Creepy Christianity and September 11
I begin with a quotation about the United States in 2004:
[H]airy-backed swamp developers and corporate shills, faith-based economists, fundamentalist bullies with Bibles, Christians of convenience, freelance racists, misanthropic frat boys, shrieking midgets of AM radio, tax cheats, nihilists in golf pants, brownshirts in pinstripes, sweatshop tycoons, hacks, fakirs, aggressive dorks, Lamborghini libertarians, people who believe Neil Armstrong’s moonwalk was filmed in Roswell, New Mexico, little honkers out to diminish the rest of us…
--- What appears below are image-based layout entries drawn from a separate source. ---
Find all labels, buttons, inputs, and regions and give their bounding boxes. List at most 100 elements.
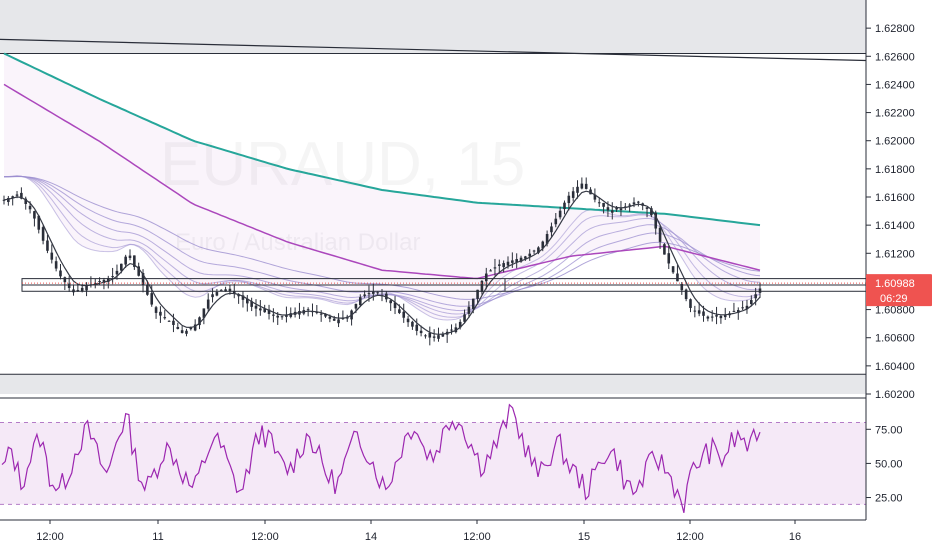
price-tick-label: 1.60200: [875, 389, 915, 401]
candle-body: [228, 288, 232, 292]
candle-body: [750, 300, 753, 305]
candle-body: [167, 320, 171, 322]
candle-body: [550, 226, 553, 233]
ma-teal-line[interactable]: [3, 52, 761, 227]
price-tick-label: 1.60400: [875, 361, 915, 373]
candle-body: [172, 320, 175, 325]
candle-body: [115, 270, 119, 275]
watermark-symbol: EURAUD, 15: [160, 130, 525, 199]
candle-body: [28, 205, 32, 210]
candle-body: [76, 290, 80, 292]
candle-body: [146, 284, 149, 295]
candle-body: [658, 227, 662, 242]
candle-body: [411, 321, 414, 327]
candle-body: [328, 316, 332, 319]
candle-body: [493, 267, 497, 269]
rsi-line[interactable]: [1, 403, 761, 513]
ma-fast-line[interactable]: [3, 190, 761, 335]
ma-ribbon-fill: [4, 53, 760, 320]
candle-body: [484, 273, 488, 282]
candle-body: [676, 273, 679, 282]
time-tick-label: 15: [578, 531, 590, 543]
candle-body: [428, 332, 432, 338]
candle-body: [50, 252, 54, 260]
candle-body: [645, 207, 649, 209]
candle-body: [246, 298, 249, 304]
resistance-zone[interactable]: [0, 0, 866, 54]
rsi-axis[interactable]: 75.00 50.00 25.00: [866, 424, 903, 505]
candle-body: [163, 317, 167, 319]
candle-body: [180, 330, 184, 333]
candle-body: [637, 201, 640, 203]
candle-body: [224, 289, 227, 292]
time-tick-label: 16: [789, 531, 801, 543]
price-tick-label: 1.61800: [875, 164, 915, 176]
candle-body: [285, 314, 288, 317]
current-price-label: 1.60988: [875, 278, 915, 290]
candle-body: [419, 330, 423, 334]
candle-body: [63, 277, 67, 283]
candle-body: [471, 298, 475, 310]
candle-body: [393, 302, 397, 309]
time-axis[interactable]: 12:00 11 12:00 14 12:00 15 12:00 16: [36, 520, 801, 543]
candle-body: [615, 207, 618, 210]
candle-body: [680, 283, 684, 291]
candle-body: [398, 309, 401, 313]
candle-body: [723, 314, 727, 318]
current-price-tag: 1.60988 06:29: [866, 274, 932, 307]
candle-body: [424, 335, 427, 337]
candle-body: [276, 315, 280, 318]
price-tick-label: 1.62200: [875, 108, 915, 120]
candle-body: [59, 270, 62, 277]
candle-body: [219, 289, 223, 291]
candle-body: [715, 315, 718, 317]
candle-body: [176, 326, 180, 329]
candle-body: [541, 241, 545, 249]
candle-body: [37, 215, 41, 230]
time-tick-label: 12:00: [36, 531, 64, 543]
candle-body: [254, 305, 258, 309]
rsi-tick-label: 25.00: [875, 493, 903, 505]
price-tick-label: 1.62800: [875, 23, 915, 35]
price-tick-label: 1.61600: [875, 192, 915, 204]
candle-body: [358, 297, 362, 306]
candle-body: [2, 199, 6, 201]
candle-body: [98, 281, 101, 283]
ma-purple-line[interactable]: [3, 83, 761, 280]
price-axis[interactable]: 1.62800 1.62600 1.62400 1.62200 1.62000 1.618…: [866, 23, 915, 401]
candle-body: [437, 335, 440, 339]
candle-body: [689, 299, 692, 308]
candle-body: [46, 240, 49, 251]
candle-body: [185, 330, 188, 334]
candle-body: [489, 270, 492, 272]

Is this the irritated rant of an urban hipster, mercilessly mocking those beyond the world of downtown lofts and polymorphous pleasure; words dropped from a laptop while hurtling across the so-called fly-over states? No. The quotation comes from a true son of the Midwest, Garrison Keillor (2004). One must ponder hard a nation where the vast majority attests to the existence of a devil and individuated angels; 45% of people think aliens have visited Earth; three times more people think there are ghosts than was the case a quarter of a century ago; and 84% say there is posthumous survival of the soul, up 24% on 1972 (Hutton, 2003a; Mann 2003: 103; Pew Internet & American Life Project, 2004; Gallup, 2002-03; O’Connor 2005: 8).